Although this week’s unemployment report disappointed investors, the slow but steady growth of jobs throughout the country is cause for encouragement: Employers in 35 states and the District of Columbia added jobs in January, their best hiring month since October, according to a new Labor Department report. The strongest month-over-month employment gains occurred in the industrial Midwest, including Michigan, Ohio and Illinois. Michigan added 39,700 jobs, while Ohio and Illinois added 31,900 and 24,500, respectively. The Midwest also recorded one of the lowest regional unemployment rates of 8.5 percent.
Michigan, Ohio and Illinois are only now starting to rebound after years of unemployment rates well above the national average. Michigan’s unemployment rate dropped to 10.7 percent in January, down from 13.7 percent a year ago. Ohio’s unemployment rate also fell from 10.6 percent to 9.4 percent over the last year.
“The rebound in manufacturing throughout the Midwest is a positive outcome, suggesting the region will regain a foothold early this year,” said Alexander Miron, economist with Moody’s Analytics. Manufacturing is one of the few industries rapidly adding jobs, though the industry isn’t nearly as big as it once was.
Another piece of good news came earlier this week when the Obama administration announced a $4.5 million partnership between the private sector and the government to help boost manufacturing jobs and opportunities in the Midwest.
Meanwhile, unemployment rates dropped in 24 states, 10 states reported increases, and 16 states and the District of Columbia had no change in January. By comparison, December unemployment rates fell in 15 states and rose in 20. The national unemployment report dropped to a 22-month low of 8.9 percent in February.

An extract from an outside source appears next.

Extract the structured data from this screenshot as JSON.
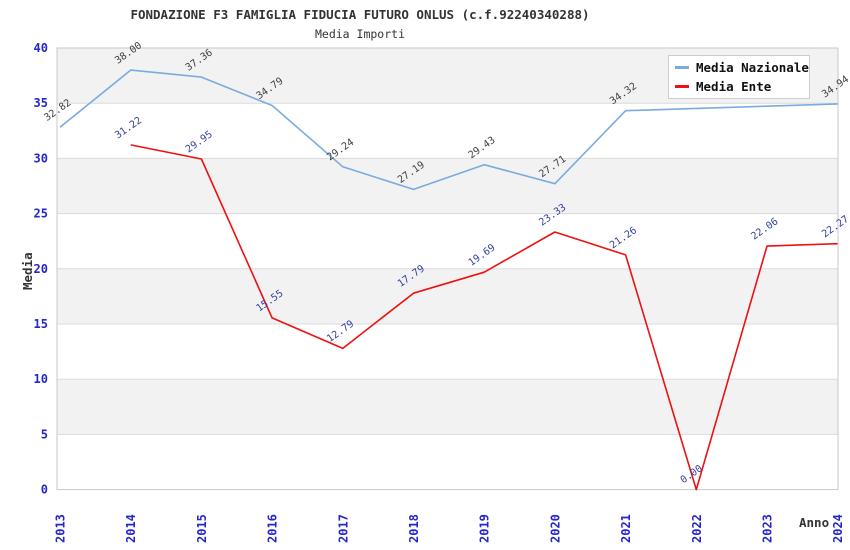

“The drop is more associated with the decline in the labor force as opposed to real job creation,” said Michael Brown, economist with Wells Fargo, adding, “There is still job creation going on. It’s just not as fast as the drop in the labor force participation.” The labor force includes anyone who is employed or unemployed, age 16 or over; it’s gradually declined since 2000. Brown said the low labor force participation rate stands at a non-seasonally adjusted 2.1 million, a slight decline from one year ago.